The students had the opportunity to work on topics such as peace, East African integration, and regional cohesion in order to improve their cognitive skills and integrate co-curricular activities with their traditional studies.
Kennedy Kunani, the National organizing secretary of Amani clubs Kenya, said after returning to the country that the clubs chose the representative students and teams from the lot that won the National debating championship that the club organizes countrywide.
“We usually host debating championships across the country and it is through that competition where we select the students and teams that represent the country in regional competitions,” he said.
Ribe Boys, Musoli Girls, St. Thomas Girls, Mukumu Boys, Marereni Secondary, and Sigalame Boys all competed and won awards in this year’s competition, according to Kunani.
The National Cohesion and Integration Commission (NCIC) established the Amani Club in 2016 in collaboration with the Ministry of Education (MoE) to promote peaceful coexistence in educational institutions.
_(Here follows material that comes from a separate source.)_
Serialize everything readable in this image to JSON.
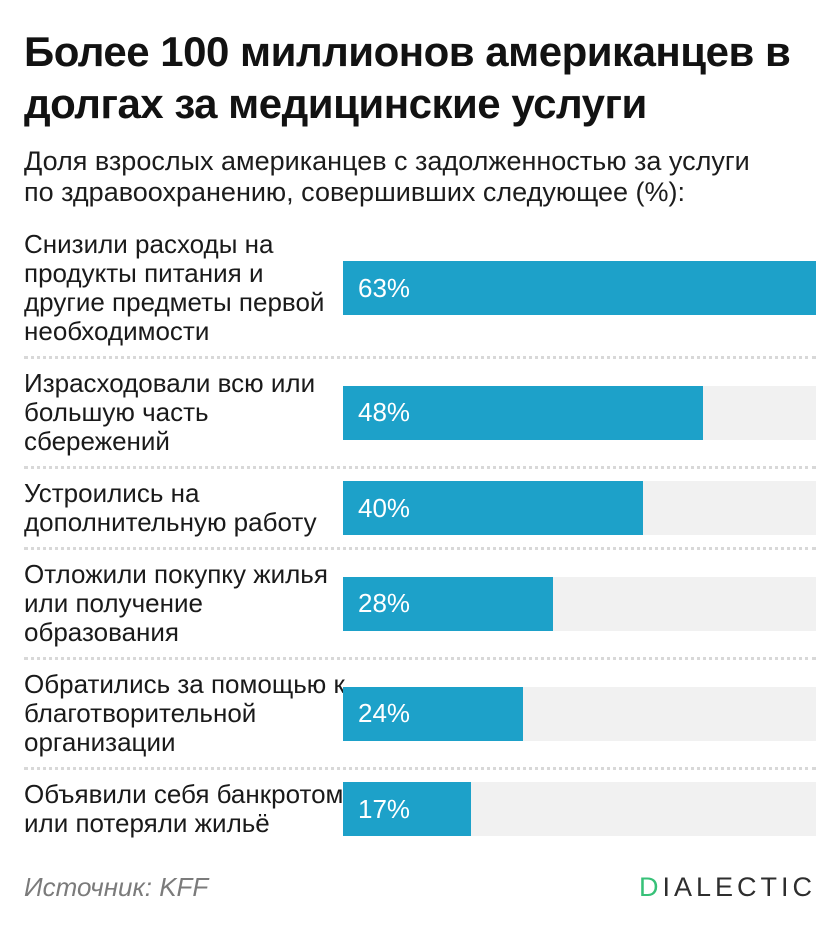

The club has been involved in a variety of activities, including debates, environmental management, and essay writing, all with the goal of encouraging coexistence in schools.
Kunani stated that the Amani club will ensure that students and teachers work together to resolve issues in order to avoid chaos.
“Many schools reported indiscipline related concerns and the management of Amani club will ensure that students and teachers address their differences amicably to avoid additional disruption,” he added.
Patricia Madegwa, a Musoli girls student, expressed her excitement about participating in the debate competition.
Madegwa stated that the completion was not easy, but it provided them with exposure and experiences on what other students studying outside of the country are learning.
“We had an amazing tour and as Kenyan students we have learned that our neighbors Tanzania are giving prestige to their former leaders like Mwalimu Nyerere and value their cultural heritage a great deal,” she said.
Pascal Okai, for one, was amused by how the students were fluent in English while giving Kenyans a hard time, despite the obvious notion that they are fluent in Kiswahili.
Okai stated that they worked on the project with international schools from Dar es Salaam.